Bayi kembar siam anak pasangan Ny Happy Rachmawati (28) dan Andi Jaya (27), warga Kabupaten Ponorogo, Jawa Timur, mengembuskan napas terakhir enam jam setelah dilahirkan lewat prosedur terminasi atau penghentian kehamilan, Selasa (19/1).

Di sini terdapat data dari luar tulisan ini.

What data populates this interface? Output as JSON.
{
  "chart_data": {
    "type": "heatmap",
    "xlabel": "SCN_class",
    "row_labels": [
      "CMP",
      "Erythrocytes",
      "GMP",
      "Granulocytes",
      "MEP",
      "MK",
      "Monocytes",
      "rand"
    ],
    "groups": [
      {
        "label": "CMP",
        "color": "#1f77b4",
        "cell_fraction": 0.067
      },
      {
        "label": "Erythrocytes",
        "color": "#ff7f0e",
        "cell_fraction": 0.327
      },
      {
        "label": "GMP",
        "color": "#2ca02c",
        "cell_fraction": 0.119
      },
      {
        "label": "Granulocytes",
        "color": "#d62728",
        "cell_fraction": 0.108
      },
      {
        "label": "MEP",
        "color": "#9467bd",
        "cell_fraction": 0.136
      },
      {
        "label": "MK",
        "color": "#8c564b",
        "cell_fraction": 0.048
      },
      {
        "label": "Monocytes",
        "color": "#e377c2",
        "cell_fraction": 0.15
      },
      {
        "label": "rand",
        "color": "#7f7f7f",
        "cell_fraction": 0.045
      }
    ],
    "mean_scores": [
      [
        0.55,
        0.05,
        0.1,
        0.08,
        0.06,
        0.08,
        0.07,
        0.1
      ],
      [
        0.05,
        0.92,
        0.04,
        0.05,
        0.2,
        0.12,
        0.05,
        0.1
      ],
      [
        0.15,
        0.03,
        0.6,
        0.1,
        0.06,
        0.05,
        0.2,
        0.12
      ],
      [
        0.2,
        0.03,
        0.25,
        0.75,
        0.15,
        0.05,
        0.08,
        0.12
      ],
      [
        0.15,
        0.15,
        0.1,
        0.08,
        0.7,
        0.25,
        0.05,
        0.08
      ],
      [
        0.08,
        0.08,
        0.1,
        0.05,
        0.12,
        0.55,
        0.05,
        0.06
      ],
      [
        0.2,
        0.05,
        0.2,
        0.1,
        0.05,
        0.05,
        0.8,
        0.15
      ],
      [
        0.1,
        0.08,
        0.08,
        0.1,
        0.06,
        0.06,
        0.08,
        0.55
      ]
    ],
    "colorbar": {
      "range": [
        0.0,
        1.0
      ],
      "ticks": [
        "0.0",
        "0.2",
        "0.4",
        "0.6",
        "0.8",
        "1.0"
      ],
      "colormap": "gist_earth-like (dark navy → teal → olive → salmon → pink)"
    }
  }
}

Bayi kembar siam dempet dada hingga perut atau thoracoabdominopagus berjenis kelamin perempuan itu mengalami kelainan bawaan kompleks dengan hanya punya satu jantung.
Ketua Tim Kembar Siam RSUD Dr Soetomo Dr Agus Haryanto mengakui, sejak pra operasi terminasi kehamilan hingga setelah operasi, peluang hidup dua bayi itu amat rendah. Penghentian kehamilan terutama untuk menyelamatkan nyawa ibu karena kehamilan sia-sia jika hanya dengan satu jantung, tak bisa menunjang hidup dua bayi. Hal itu sesuai dengan Undang-Undang Nomor 36 Tahun 2009 tentang Kesehatan, sebagai kedaruratan medis.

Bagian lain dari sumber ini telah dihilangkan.